Do individuals need to commercialise their identity to have a protectable right of publicity?

Not in most states. The right to prevent commercial appropriation of one’s identity began as a privacy right of ordinary (not famous) people. The mental anguish or personal discomfort arising from inclusion in something commercial is sufficient in most states to support a claim. Some states limit protection to individuals who have commercially exploited their right and in some states that provide for protection of the right of publicity after death (see question 9); the rights of heirs of a deceased individual may be limited to where the individual had exploited the right during his or her lifetime.

Foreign citizens

May a foreign citizen protect a right of publicity under the law of your jurisdiction?

Yes. Many state statutes include use in that state’s jurisdiction and consequently provide an argument for a foreign citizen to assert a claim. However, whether that person has a right of publicity at all may be determined by the law of their domicile. There is some authority, nevertheless, that even if the individual’s domicile does not recognise a personal right of privacy, if there has been a licensing to exploit the person’s name or likeness in the US it creates a protectable property right in the US.

Registration requirements

Is registration or public notice required or permitted for protection of the right? If so, what is the procedure and what are the fees for registration or public notice?

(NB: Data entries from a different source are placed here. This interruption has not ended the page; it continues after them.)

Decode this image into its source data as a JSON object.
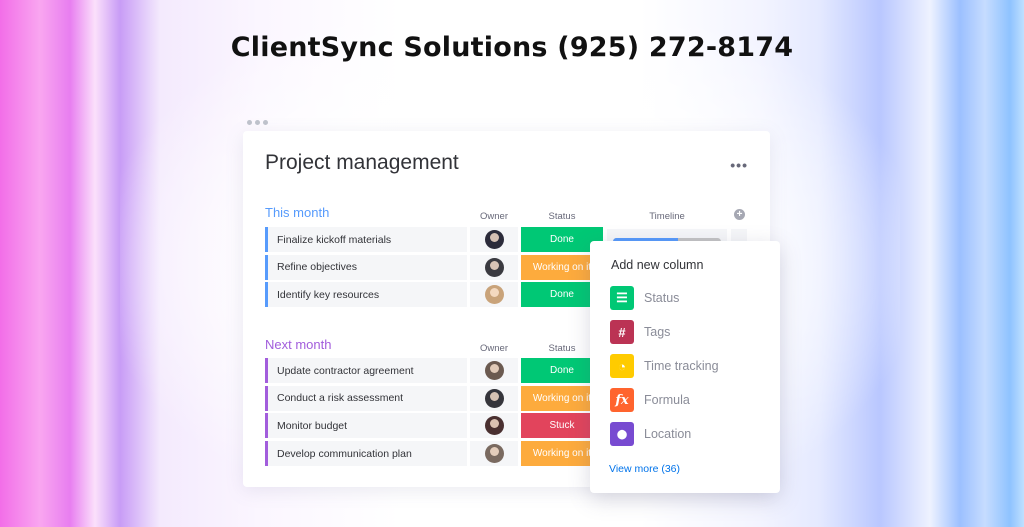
{
  "headline": "ClientSync Solutions (925) 272-8174",
  "board": {
    "title": "Project management",
    "more_icon": "three-dots-icon",
    "add_column_icon": "plus-circle-icon"
  },
  "groups": [
    {
      "title": "This month",
      "color": "#579bfc",
      "columns": {
        "owner": "Owner",
        "status": "Status",
        "timeline": "Timeline"
      },
      "rows": [
        {
          "task": "Finalize kickoff materials",
          "status": "Done",
          "status_color": "#00c875",
          "avatar_color": "#2b2b3a"
        },
        {
          "task": "Refine objectives",
          "status": "Working on it",
          "status_color": "#fdab3d",
          "avatar_color": "#3a3a40"
        },
        {
          "task": "Identify key resources",
          "status": "Done",
          "status_color": "#00c875",
          "avatar_color": "#c9a37a"
        }
      ],
      "timeline_progress": 0.6
    },
    {
      "title": "Next month",
      "color": "#a25ddc",
      "columns": {
        "owner": "Owner",
        "status": "Status"
      },
      "rows": [
        {
          "task": "Update contractor agreement",
          "status": "Done",
          "status_color": "#00c875",
          "avatar_color": "#6b5a50"
        },
        {
          "task": "Conduct a risk assessment",
          "status": "Working on it",
          "status_color": "#fdab3d",
          "avatar_color": "#35353b"
        },
        {
          "task": "Monitor budget",
          "status": "Stuck",
          "status_color": "#e2445c",
          "avatar_color": "#4a3030"
        },
        {
          "task": "Develop communication plan",
          "status": "Working on it",
          "status_color": "#fdab3d",
          "avatar_color": "#7a6a60"
        }
      ]
    }
  ],
  "popup": {
    "title": "Add new column",
    "options": [
      {
        "label": "Status",
        "icon": "status-icon",
        "glyph": "☰",
        "color": "#00c875"
      },
      {
        "label": "Tags",
        "icon": "hashtag-icon",
        "glyph": "#",
        "color": "#bb3354"
      },
      {
        "label": "Time tracking",
        "icon": "clock-icon",
        "glyph": "◔",
        "color": "#ffcb00"
      },
      {
        "label": "Formula",
        "icon": "formula-icon",
        "glyph": "fx",
        "color": "#ff642e"
      },
      {
        "label": "Location",
        "icon": "location-pin-icon",
        "glyph": "⬤",
        "color": "#784bd1"
      }
    ],
    "view_more": "View more (36)"
  }
}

No. There is no requirement of registration. However, it is important to note that some states, including California, Nevada, Oklahoma and Texas, provide for registration and require registration to assert post-mortem rights. Registration is with the Secretary of State (as with corporate registration to create a corporation to do business in the state) and entails filing a form and making a modest payment.

Protection after death

Is the right protected after the individual’s death? For how long? Must the right have been exercised while the individual was alive?

States have taken different positions on whether the right of publicity may continue after death. Initially as a privacy right, it was limited to living persons who would object to being used commercially. As celebrity rights became more valuable, the property right in licensing a person’s celebrity came to be recognised. Most famously, Tennessee, the home state of Elvis Presley, passed a statute that would protect the extremely valuable rights to everything connected with Elvis. The statute provides for an initial 10-year period of use, but as long as the rights are commercially exploited there is no end until two years of non-use. Most states limit the continuation of post-mortem rights to a set term of years ranging from 20 years (Virginia) to 100 years (Indiana). California, by statute, is 70 years. New York has yet to recognise any post-mortem rights for the estates of New York residents, although legislation to establish a post-mortem right is under serious consideration. Few states (eg, Utah) have provided that the right had to be exercised during the individual’s lifetime to extend after death.